We will turn momentarily to the transcript of the exchange between Sessions and Senator Al Franken (D., Minn.). First, let’s highlight the inaccuracy in the testimony. Sessions stated that he did not have “communications with the Russians.” It is now known that there were at least two occasions during the 2016 campaign on which Sessions, then a senator and a member of the chamber’s Armed Services Committee, had contact with Sergey Kislyak, the Russian ambassador to the United States.
One of these occasions is easily dismissed: Apparently, Sessions saw Kislyak, in addition to dozens of other ambassadors, at a Heritage Foundation reception during the Republican convention.
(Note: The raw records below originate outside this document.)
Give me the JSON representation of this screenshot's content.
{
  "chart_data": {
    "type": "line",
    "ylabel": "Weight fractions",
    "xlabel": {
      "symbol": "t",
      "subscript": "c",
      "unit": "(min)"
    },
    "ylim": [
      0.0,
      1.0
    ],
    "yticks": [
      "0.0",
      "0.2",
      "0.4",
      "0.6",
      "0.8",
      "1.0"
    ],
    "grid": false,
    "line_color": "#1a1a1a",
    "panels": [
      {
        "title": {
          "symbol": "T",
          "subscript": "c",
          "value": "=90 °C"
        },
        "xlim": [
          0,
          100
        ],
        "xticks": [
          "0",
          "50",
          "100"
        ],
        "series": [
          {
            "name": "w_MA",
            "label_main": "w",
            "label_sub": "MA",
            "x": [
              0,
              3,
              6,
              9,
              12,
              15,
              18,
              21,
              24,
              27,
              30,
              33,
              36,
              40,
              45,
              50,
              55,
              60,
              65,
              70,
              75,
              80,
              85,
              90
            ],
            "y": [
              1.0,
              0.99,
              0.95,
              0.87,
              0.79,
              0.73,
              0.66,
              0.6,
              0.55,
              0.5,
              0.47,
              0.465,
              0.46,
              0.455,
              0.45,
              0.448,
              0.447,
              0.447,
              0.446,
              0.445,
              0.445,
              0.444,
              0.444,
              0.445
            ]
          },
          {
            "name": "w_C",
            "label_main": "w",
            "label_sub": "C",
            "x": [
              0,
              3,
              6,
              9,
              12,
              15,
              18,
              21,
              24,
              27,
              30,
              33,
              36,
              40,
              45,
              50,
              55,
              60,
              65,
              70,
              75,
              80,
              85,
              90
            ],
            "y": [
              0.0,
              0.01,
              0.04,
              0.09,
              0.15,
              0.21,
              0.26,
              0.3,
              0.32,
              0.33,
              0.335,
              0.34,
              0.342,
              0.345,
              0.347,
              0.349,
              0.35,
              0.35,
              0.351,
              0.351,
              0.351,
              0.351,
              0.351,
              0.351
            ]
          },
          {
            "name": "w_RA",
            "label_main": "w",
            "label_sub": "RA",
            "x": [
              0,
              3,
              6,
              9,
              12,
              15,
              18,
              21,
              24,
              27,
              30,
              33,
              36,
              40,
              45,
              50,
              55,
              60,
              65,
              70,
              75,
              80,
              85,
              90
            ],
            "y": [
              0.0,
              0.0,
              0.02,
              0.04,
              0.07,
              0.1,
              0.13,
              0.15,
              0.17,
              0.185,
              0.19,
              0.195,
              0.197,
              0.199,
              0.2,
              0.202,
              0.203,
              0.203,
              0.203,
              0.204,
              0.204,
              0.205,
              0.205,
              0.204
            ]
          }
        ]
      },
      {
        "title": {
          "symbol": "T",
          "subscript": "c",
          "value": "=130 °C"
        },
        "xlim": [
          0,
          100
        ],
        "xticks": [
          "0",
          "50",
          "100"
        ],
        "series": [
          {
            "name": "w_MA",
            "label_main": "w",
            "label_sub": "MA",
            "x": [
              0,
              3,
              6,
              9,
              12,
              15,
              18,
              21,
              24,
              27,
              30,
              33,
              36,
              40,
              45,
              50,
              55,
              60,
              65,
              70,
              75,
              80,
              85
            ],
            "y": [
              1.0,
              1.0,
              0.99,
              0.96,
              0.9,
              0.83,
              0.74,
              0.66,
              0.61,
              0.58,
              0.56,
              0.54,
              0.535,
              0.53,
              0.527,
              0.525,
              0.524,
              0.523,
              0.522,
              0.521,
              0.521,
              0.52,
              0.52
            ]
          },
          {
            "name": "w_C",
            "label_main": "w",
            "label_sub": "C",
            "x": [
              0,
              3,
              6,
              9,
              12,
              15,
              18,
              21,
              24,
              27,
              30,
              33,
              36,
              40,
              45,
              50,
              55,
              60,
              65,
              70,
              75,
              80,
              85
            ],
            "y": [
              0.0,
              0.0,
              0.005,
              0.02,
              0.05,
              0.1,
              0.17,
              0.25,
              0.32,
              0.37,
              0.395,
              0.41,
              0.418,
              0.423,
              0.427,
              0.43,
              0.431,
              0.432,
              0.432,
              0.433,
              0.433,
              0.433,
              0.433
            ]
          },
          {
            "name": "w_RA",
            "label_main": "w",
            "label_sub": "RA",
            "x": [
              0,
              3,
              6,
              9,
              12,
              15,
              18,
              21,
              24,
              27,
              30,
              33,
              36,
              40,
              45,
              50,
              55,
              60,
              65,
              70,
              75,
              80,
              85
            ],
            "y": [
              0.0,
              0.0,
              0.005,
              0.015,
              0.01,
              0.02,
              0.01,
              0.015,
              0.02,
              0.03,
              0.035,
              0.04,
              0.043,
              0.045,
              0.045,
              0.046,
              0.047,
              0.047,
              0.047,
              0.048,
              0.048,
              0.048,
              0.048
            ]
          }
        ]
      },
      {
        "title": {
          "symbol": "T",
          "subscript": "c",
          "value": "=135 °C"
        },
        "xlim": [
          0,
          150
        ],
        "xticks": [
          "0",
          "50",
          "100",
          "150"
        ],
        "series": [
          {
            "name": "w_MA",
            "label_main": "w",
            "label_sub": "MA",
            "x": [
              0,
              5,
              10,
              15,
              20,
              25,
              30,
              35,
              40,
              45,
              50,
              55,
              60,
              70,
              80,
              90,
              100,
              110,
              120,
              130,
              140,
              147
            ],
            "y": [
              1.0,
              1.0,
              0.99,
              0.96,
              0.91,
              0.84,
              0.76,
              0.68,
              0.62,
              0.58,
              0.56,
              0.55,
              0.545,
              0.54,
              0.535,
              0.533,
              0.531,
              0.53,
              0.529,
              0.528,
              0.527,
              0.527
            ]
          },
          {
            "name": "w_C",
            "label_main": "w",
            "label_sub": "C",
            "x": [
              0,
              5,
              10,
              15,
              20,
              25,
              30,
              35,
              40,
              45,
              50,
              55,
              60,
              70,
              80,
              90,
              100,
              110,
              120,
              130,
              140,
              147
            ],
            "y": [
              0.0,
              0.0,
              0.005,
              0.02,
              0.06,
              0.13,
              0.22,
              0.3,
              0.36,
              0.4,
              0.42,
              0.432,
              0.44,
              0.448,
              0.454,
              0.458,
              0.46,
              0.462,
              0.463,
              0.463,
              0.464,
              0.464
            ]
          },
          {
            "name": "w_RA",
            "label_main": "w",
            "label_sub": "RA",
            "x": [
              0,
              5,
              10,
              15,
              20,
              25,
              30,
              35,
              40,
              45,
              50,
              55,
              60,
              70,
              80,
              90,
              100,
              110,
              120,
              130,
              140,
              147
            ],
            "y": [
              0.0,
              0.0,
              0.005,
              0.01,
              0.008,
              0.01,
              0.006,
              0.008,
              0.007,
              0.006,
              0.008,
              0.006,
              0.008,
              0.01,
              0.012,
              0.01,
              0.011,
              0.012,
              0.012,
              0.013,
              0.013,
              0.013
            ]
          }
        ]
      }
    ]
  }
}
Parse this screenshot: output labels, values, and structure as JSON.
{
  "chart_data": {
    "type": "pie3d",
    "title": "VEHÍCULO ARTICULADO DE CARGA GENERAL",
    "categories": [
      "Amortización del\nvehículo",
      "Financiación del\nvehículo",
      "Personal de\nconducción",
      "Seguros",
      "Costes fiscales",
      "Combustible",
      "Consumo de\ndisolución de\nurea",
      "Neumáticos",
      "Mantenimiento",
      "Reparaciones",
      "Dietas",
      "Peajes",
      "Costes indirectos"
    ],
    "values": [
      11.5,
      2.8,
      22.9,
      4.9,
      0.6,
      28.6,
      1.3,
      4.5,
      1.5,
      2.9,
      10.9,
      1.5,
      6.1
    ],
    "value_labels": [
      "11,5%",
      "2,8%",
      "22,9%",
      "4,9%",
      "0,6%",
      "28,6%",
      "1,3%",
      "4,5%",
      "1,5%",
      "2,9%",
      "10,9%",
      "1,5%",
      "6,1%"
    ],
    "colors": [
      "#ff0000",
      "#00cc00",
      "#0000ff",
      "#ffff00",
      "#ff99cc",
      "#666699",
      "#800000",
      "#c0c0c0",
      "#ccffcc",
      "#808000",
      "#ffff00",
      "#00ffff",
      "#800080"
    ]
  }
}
As Sessions was leaving the podium, a smaller group of these diplomats, including Kislyak, approached Sessions to chat briefly — mainly to compliment him on his remarks. Even the Washington Post doesn’t think much of this chance meeting (buried deep in its story) other than the fact that it happened.
A second meeting occurred in September in Sessions’s Senate office. The Post dramatically claims that this meeting occurred “at the height of what U.S. intelligence officials say was a Russian cyber campaign to upend the U.S. presidential race.” That is a curious description. The report by intelligence officials claimed that the Russian cyber effort targeted both major parties, not just Democrats. Moreover, the successful hacking of Democratic e-mail accounts had already occurred by September. There is not a shred of evidence that anyone in the Trump campaign was in any way complicit in the hacking, much less that the hacking affected the outcome of the election. To the unknowable but probably inconsequential extent that the Trump campaign may have benefited from disclosure of John Podesta’s e-mails, there is nothing criminal about that — no more than there is anything criminal in the fact that the much of the American media skew their coverage in favor of Democrats.